Die Präsidentschaftswahlen in Weißrussland sind für uns eine große Enttäuschung. Obwohl es Verbesserungen im Vorfeld gegeben hat, hatten die Gegenkandidaten des amtierenden Präsidenten Lukaschenko aufgrund der ungleichen Ausgangslage keine echte Chance. Das brutale Vorgehen der Behörden gegen Demonstranten und die Verhaftung von Präsidentschaftskandidaten sind nicht hinnehmbar.

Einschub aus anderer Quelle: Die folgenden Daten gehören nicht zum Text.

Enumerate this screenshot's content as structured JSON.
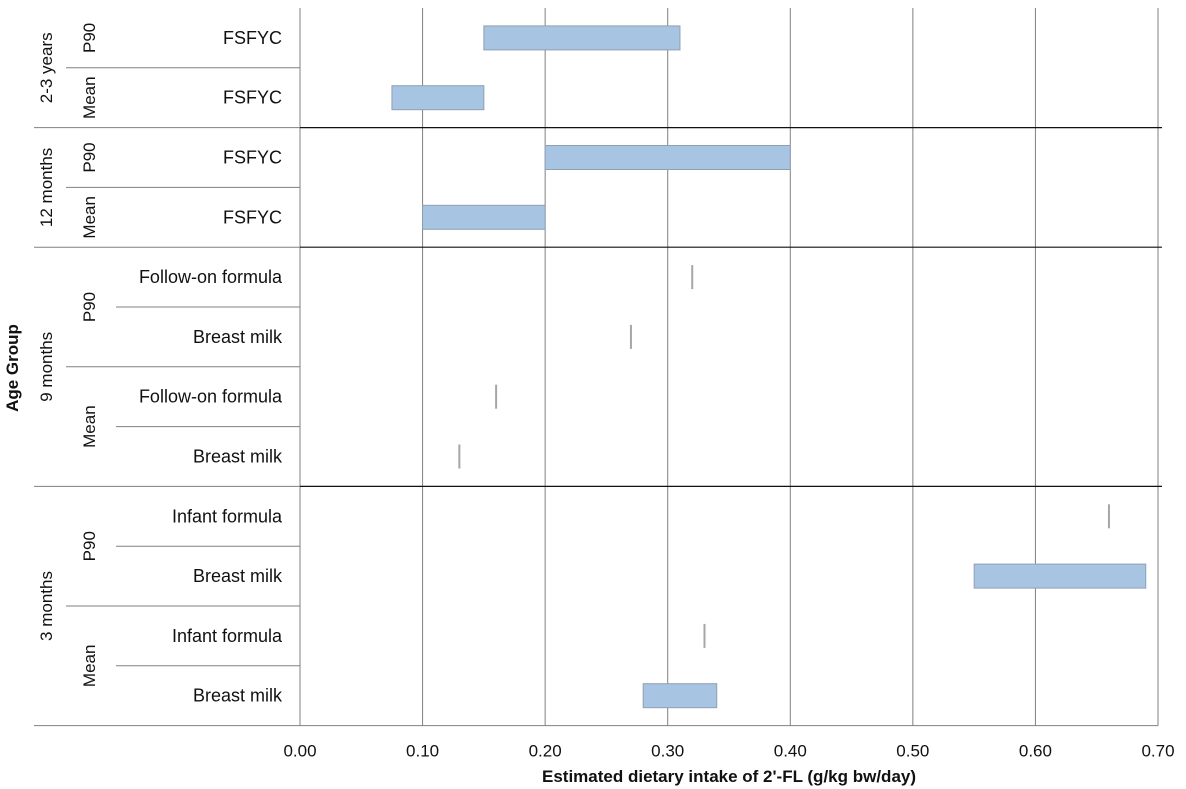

Auch wenn der Wahlgang selbst von der OSZE besser beurteilt wird als frühere Wahlen, so bleiben doch eklatante Mängel bestehen. Weißrussland muss noch viel tun, um sich den Standards der OSZE anzunähern. In den Wahlkommissionen waren nur 1 Prozent Oppositionsvertreter. Den Verbesserungen im Vorfeld der Wahlen stehen nach Berichten der OSZE-Wahlbeobachter massive Manipulationen bei der Auszählung als Mangel gegenüber

Wir verurteilen das brutale Vorgehen der weißrussischen Polizei und der Behörden gegen die Demonstranten und die Festnahmen von Präsidentschaftskandidaten, von Journalisten und von Mitgliedern der Zivilgesellschaft. Wir fordern die sofortige Freilassung der Festgenommenen. Dieses Vorgehen widerspricht diametral den Erwartungen der Europäischen Union und den Standards der OSZE.

Wir fordern die Bundesregierung auf, sich für die Freilassung der Gefangenen einzusetzen.

Weißrussland hat mit diesen Präsidentschaftswahlen eine Chance verpasst, sich auf den Weg der Demokratisierung zu begeben.